Batch requests could be used to send multiple requests for content without making multiple connections and CNP round-trips.

This solves the problem that keep-alive connections or request pipelining would solve while still keeping the entire request/response a single CNP round trip where the endpoints send or receive their entire side of transmission at once.

This solution is significantly simpler to implement than the previous solutions and solves most of the same problems. The main downside is that all content to be requested must be known ahead of time, so loading pages with embedded content means first making a normal request connection for the page and then a batch request connection for all the embedded content to be loaded immediately instead of using a single keep-alive connection. However, the count of round-trips remains the same as a pipelined keep-alive connection.

Specification

A batch request would use the keyword batch instead of the request intent, the count of batch requests in the count parameter and CNP requests as the data. The length parameter is not necessary when count is provided in a supported context, such as the batch request; however, each sub-request must use the length parameter if it has any data.

Note that the data of a batch request and the next batch request are not separated by a line feed; as such, a request in the batch does not always start on a new line but instead after the last request's length of data has been processed. All requests in the batch still end with a line feed.

Only one request for each individual host+path pair (i.e. request intent) may be present in the batch request. If multiple requests in the batch have the same intent, it is an invalid error.

Requests in the batch may not be batch requests themselves. If any of the sub-requests is a batch request, an invalid error should be returned.

cnp/0.4 batch count=5
cnp/0.4 example.com/logo.png
cnp/0.4 static.example.com/img/image.png if_modified=1970-01-01T00:00:00Z
cnp/0.4 example.com/submit length=6
foobarcnp/0.4 example.com/page/helloworld.cnm
cnp/0.4 static.example.com/img/image2.webp if_modified=1970-01-01T00:00:00Z

The response would use the keyword batch as the intent with the count parameter set to the count of responses. Each response in the batch must include the length parameter, even if the length is zero, and the intent parameter set to the parameter of the corresponding request in the batch request. Individual responses in the batch are parsed the same way as batch requests.
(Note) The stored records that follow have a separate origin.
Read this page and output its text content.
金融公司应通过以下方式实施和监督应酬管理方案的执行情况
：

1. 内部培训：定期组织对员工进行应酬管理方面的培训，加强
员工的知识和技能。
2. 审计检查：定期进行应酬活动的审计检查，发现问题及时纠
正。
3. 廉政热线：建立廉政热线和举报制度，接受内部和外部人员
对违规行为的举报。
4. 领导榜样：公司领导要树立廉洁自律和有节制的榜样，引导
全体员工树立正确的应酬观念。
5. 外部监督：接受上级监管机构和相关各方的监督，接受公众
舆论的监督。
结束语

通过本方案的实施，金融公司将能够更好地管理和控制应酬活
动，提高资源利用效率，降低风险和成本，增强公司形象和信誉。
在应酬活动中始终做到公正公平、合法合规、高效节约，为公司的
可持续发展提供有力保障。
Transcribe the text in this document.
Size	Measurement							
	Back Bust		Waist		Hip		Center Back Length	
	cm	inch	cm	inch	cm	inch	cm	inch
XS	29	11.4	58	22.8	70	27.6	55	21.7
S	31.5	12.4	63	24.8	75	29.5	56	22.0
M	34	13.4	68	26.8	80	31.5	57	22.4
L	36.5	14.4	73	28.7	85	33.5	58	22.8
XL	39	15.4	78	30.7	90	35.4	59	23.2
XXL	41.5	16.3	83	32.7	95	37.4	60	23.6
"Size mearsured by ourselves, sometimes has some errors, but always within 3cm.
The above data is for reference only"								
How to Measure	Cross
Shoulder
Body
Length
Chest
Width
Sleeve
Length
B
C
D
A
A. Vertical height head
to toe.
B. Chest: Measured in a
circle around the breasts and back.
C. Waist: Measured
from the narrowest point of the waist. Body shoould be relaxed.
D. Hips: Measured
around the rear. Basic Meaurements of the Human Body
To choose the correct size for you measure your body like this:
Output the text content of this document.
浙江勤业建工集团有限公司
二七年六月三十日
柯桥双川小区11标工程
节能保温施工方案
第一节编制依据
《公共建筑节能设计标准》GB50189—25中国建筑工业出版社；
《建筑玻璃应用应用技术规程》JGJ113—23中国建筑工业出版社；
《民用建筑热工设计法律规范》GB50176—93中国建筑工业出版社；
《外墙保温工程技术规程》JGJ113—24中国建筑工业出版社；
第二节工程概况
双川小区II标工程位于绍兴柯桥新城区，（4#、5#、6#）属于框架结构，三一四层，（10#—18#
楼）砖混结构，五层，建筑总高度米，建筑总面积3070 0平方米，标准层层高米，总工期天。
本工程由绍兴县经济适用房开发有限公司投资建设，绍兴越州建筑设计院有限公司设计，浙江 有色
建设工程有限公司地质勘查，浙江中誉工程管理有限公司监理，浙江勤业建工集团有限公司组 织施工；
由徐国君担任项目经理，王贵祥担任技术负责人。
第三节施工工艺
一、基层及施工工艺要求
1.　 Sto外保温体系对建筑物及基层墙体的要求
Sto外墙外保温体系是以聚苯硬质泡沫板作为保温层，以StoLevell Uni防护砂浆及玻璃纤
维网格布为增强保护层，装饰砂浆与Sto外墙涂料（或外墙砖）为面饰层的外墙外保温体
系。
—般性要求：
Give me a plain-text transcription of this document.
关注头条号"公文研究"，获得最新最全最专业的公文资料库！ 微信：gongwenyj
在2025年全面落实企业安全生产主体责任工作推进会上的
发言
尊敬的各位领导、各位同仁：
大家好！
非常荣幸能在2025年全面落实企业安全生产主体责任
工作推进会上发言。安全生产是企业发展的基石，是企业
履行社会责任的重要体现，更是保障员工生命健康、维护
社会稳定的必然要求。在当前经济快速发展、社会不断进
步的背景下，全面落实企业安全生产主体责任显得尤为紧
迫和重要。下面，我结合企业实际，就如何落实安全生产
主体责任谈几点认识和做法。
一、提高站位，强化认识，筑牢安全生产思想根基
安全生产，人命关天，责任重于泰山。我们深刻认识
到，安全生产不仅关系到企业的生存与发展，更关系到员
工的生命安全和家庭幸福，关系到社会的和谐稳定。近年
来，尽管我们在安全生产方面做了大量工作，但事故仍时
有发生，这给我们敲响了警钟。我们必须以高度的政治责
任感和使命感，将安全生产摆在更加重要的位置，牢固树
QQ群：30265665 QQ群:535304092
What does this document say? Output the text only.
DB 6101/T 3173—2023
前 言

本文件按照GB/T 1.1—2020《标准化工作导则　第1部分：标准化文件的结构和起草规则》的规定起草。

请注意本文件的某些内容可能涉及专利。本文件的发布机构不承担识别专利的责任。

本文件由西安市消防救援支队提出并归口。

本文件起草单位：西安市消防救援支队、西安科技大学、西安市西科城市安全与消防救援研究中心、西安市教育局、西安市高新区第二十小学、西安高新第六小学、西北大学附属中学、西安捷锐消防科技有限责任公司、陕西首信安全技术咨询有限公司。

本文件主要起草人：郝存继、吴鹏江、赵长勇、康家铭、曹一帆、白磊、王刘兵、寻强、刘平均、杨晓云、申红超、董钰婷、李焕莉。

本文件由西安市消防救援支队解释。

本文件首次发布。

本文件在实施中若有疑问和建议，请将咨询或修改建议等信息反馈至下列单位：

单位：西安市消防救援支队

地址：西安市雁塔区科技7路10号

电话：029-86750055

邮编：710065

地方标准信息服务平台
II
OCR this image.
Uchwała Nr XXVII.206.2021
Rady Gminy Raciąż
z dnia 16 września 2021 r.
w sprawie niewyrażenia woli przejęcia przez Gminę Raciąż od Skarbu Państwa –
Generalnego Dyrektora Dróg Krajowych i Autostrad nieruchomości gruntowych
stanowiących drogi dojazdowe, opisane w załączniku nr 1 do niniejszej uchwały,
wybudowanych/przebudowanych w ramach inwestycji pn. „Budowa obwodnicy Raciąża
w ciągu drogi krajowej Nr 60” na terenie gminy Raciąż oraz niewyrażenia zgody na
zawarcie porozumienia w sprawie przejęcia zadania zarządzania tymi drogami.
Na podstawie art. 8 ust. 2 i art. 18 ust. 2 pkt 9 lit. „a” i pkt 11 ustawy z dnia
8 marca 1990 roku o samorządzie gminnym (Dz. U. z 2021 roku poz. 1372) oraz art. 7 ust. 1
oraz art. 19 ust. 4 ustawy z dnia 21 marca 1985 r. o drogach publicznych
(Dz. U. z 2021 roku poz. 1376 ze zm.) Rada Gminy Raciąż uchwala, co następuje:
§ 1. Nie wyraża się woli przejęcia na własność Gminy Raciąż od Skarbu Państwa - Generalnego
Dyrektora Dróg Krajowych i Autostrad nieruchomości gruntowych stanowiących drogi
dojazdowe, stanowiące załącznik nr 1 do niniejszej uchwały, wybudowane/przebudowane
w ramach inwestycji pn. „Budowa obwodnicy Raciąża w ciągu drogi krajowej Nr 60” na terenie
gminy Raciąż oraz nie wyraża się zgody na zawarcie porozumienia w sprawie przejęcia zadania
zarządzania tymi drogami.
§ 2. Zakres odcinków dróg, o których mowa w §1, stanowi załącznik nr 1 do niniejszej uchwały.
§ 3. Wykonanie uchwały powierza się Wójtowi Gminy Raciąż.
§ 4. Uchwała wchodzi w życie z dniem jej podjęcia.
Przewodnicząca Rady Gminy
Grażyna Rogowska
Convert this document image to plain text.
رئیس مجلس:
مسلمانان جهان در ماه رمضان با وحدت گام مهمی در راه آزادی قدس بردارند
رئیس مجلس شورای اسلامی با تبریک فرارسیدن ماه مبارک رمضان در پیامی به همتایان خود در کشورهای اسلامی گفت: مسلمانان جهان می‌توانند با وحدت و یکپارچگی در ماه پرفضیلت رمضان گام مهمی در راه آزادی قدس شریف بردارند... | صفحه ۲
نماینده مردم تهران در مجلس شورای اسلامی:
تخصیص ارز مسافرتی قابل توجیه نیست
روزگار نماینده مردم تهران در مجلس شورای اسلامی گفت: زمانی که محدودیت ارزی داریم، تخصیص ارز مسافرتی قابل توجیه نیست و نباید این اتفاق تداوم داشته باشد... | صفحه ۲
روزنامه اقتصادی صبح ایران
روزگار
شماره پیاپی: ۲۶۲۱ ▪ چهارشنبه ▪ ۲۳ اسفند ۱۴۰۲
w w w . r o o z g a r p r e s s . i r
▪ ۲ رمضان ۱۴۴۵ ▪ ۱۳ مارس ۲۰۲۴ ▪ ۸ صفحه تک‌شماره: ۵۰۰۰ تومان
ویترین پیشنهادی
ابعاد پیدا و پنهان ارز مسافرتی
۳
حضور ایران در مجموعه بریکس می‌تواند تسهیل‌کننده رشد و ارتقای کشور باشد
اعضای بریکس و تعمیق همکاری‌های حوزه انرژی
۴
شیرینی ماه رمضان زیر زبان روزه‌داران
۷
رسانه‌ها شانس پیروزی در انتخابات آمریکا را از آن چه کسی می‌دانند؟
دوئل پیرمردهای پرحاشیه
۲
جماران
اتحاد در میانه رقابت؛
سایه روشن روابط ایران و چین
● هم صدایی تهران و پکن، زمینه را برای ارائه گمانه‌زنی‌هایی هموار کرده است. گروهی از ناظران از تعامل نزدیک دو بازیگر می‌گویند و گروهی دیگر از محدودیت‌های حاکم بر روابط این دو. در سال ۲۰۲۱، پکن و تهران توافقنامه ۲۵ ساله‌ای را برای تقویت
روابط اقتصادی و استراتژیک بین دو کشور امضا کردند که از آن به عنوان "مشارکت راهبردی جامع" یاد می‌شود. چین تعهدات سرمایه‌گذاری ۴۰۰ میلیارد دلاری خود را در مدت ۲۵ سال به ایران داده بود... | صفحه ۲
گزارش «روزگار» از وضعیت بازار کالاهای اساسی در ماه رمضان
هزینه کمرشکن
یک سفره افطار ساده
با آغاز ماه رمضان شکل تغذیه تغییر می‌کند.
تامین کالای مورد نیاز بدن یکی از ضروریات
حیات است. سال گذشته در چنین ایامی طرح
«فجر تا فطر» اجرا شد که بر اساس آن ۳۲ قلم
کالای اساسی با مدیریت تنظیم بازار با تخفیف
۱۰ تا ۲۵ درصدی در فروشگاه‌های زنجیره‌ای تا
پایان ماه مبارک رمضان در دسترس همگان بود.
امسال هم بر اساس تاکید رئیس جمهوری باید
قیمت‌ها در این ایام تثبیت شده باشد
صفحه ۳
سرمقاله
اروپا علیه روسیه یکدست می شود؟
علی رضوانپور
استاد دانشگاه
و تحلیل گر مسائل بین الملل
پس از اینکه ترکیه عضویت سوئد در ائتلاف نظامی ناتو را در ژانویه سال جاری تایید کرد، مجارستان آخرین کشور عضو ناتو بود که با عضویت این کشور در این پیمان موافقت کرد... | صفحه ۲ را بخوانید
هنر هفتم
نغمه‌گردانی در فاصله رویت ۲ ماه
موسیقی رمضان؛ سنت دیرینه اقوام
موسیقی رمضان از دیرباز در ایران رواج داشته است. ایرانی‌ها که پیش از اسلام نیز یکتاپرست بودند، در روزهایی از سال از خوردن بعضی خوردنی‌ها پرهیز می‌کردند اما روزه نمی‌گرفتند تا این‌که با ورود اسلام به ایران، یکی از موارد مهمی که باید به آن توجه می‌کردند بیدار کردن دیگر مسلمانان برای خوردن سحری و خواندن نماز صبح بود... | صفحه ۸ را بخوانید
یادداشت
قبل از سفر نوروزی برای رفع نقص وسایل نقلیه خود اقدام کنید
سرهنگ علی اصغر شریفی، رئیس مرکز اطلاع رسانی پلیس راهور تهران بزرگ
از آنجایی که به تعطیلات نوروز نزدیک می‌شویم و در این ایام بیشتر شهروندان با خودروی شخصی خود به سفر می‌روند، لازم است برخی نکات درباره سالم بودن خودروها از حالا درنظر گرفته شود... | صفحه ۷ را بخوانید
Batch responses do not have to come in the same order as the requests and may be processed in arbitrary order, including concurrently. The client must not rely on the requests being executed in order and thus should not issue non-idempotent batch requests that interact with other requested resources.

A batch response is not required to contain responses to all batch requests, but is recommended to. Any omitted responses can be requested again with individual requests to ensure the server answers them.

cnp/0.4 batch count=5
cnp/0.4 error reason=not_found length=0 intent=example.com/logo.png
cnp/0.4 not_modified length=0 intent=static.example.com/img/image2.webp
cnp/0.4 not_modified length=0 intent=static.example.com/img/image.png
cnp/0.4 ok length=30 intent=example.com/page/helloworld.cnm
content
	text
		Hello, world!
cnp/0.4 ok length=16 type=application/json intent=example.com/submit
{"status": "ok"}

Possible changes

  • The CNP version field is unnecessary in messages in the batch and could be elided. However, this may require special handling by parsers, so it may be simpler to just leave it there.

  • If a message in the batch has a non-zero length body, a line feed could be appended to the end. This would produce more human-readable requests and responses, but may be slightly more complicated to parse, since the line feed character would have to be consumed before the next message is parsed.

  • Batch requests with body could be forbidden. This would solve the problem of non-idempotent requests conflicting with each other, but the same can happen with multiple concurrent connections anyway.

  • Force the response to have the same number of messages as the request, with any omitted responses being error (perhaps with a new reason parameter value). This risks discarding mostly complete responses, though.

  • Force the batch response to retain the ordering of requests. This may make responses easier to parse, but would introduce head-of-line blocking. The intent parameter would still be required, since it ensures that the response can be understood even without the context of the request body (i.e. the batch of requests).